En une soirée, j'eus la sensation d'encaisser plus de coup de poignard que Jules César. Sauf que je suis bien en vie, que mon cœur bat malgré tout.

« Ce qu'il s'est passé ? C'est simple : ma meilleure amie est morte, lâchai-je froidement, et maintenant je dois annoncer à sa petite sœur que son fils de pute de copain va dépérir en prison. De toute manière, tu n'as jamais su qui j'étais. »

La mine outrée de ma génitrice me sortit de mes gonds. Une fois ma colère amorcée, ce n'est plus qu'une question de temps avant que mes paroles dépassent ma volonté. Tout d'un coup, un objectif m'obnubile : blesser.

« Oh et, maman, dis-je d'un ton moqueur. Nous, nous sommes ton sang. Navré que les deux prodiges ne le soient pas. »

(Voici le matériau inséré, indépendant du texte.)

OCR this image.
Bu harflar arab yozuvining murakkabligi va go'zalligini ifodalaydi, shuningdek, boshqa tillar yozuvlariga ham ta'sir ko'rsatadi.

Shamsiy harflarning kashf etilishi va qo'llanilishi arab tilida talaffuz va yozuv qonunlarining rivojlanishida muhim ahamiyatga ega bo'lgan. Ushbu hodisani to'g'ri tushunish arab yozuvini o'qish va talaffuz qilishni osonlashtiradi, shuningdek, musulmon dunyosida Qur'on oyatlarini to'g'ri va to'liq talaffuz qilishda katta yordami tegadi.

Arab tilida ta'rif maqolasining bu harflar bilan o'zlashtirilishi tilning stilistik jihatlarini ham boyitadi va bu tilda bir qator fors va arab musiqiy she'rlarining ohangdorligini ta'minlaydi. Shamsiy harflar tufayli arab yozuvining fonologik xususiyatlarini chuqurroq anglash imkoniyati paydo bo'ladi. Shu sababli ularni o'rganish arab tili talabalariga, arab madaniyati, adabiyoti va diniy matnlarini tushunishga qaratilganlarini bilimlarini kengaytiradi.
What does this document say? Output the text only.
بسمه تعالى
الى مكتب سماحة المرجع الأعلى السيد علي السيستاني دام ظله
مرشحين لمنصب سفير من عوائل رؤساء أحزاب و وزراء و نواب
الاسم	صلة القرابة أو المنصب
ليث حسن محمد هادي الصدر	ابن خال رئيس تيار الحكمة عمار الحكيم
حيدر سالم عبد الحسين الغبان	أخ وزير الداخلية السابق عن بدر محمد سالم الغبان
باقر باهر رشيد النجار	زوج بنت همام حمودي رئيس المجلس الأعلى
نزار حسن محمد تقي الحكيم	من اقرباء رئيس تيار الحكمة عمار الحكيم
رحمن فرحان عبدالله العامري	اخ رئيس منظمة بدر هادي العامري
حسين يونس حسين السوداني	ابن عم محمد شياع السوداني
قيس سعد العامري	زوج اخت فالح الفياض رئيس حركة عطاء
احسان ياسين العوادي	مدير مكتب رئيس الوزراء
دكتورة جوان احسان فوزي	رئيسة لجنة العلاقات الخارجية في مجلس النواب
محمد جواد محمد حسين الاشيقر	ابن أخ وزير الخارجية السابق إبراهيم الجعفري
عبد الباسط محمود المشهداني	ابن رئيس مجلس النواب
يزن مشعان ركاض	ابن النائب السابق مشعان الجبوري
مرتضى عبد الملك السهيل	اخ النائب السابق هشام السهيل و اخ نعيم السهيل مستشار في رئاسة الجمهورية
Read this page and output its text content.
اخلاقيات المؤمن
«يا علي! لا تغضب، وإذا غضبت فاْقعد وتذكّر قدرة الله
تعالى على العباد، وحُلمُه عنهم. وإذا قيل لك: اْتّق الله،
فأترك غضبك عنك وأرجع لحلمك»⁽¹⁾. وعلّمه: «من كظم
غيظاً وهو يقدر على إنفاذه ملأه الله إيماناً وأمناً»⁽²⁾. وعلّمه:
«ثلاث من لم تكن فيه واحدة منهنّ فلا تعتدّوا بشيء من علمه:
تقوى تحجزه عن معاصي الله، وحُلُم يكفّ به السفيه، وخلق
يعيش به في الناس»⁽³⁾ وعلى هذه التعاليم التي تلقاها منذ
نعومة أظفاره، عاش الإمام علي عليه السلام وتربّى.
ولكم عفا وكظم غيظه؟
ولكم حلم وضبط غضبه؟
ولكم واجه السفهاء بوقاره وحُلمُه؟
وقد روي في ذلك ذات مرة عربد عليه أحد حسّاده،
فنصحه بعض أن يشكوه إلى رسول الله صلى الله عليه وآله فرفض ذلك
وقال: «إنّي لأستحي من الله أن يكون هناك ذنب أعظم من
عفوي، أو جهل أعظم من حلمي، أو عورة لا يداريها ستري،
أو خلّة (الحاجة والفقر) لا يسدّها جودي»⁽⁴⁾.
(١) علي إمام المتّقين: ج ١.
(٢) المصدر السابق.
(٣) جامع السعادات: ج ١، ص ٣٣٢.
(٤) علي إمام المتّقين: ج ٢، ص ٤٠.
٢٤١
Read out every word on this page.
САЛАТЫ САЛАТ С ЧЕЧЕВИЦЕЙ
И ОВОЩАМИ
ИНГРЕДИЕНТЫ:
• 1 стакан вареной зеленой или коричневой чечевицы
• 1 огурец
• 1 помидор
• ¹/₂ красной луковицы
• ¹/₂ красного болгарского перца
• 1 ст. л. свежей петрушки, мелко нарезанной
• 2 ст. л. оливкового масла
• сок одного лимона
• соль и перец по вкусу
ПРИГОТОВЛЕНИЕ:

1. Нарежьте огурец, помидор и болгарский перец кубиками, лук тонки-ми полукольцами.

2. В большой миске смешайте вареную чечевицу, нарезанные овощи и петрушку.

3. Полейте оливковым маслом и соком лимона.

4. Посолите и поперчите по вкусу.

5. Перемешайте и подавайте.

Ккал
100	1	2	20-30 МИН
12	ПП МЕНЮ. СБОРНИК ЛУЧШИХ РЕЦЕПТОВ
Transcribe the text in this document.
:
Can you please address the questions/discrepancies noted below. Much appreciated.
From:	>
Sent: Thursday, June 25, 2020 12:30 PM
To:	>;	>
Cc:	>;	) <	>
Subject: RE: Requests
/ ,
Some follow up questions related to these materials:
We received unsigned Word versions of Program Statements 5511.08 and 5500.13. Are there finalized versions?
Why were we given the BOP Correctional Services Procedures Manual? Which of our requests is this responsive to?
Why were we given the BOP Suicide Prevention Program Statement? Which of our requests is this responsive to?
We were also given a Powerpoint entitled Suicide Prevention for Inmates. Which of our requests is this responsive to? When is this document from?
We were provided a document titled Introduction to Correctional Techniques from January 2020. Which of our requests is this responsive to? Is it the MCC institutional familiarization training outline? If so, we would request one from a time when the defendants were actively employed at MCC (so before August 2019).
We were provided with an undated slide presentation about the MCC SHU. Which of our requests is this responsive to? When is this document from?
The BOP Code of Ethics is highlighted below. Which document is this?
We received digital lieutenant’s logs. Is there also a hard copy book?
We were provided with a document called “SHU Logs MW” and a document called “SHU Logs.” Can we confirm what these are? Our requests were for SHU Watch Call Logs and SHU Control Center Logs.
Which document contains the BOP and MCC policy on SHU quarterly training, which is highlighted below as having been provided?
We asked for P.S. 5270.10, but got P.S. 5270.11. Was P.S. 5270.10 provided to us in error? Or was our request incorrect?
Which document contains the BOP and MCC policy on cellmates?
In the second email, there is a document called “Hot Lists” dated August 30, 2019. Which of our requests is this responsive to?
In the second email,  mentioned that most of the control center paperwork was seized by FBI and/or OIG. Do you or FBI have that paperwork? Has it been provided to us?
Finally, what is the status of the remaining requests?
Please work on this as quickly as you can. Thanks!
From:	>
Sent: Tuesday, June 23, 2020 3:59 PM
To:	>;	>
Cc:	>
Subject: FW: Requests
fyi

En aucun cas, je ne me sens soulagée. Décidant de mettre un terme à cette mascarade, je quitte le salon pour rejoindre ma chambre. Suivre cet itinéraire heurta ma dignité parce-que je n'ai nul part d'autre où aller et que je me résigne à m'enfermer dans cet endroit qui a failli m'achever. Il est trois heure et quart du matin. Je termine mon joint tout en détaillant la bouteille de Whisky qui siège sur mon bureau. Sans remord, je dévisse son bouchon pour déverser ce liquide meurtrier dans ma gorge. Ma trachée s'enflamme et je réalise que je ne vaux pas mieux que mon père. Lydia m'a appelé trois fois mais je n'ai pas eu le courage de décrocher. Détruire les autres est parfois un divertissement pour moi mais je le fais uniquement lorsque j'estime que la personne le mérite mais elle, ce n'est absolument pas le cas. Donc, j'enchaîne les gorgées vertigineuses poussant de long râle après chacune. Si je n'arrête pas, mon estomac risque de se retourner. Ça serait pas la première fois. Il faut que j'avoue que je ne supporte pas toujours bien le mélange de l'alcool et de la marihuana.  La sonnerie de mon téléphone résonna dans ma chambre. Mes réflexions embrumées, je saisis l'appareil pour répondre. Je bafouille du mieux que je puisse croyant m'adresser à Lydia. Mes mots se bousculent de même que mes idées et, telle une faible, je laisse ma voix se briser. Des larmes timides dévalent mes joues alors que la culpabilité me ronge de l'intérieur. Je me sens si désolée que je le répète. Assaillie par la peine, je bégaie encore plus.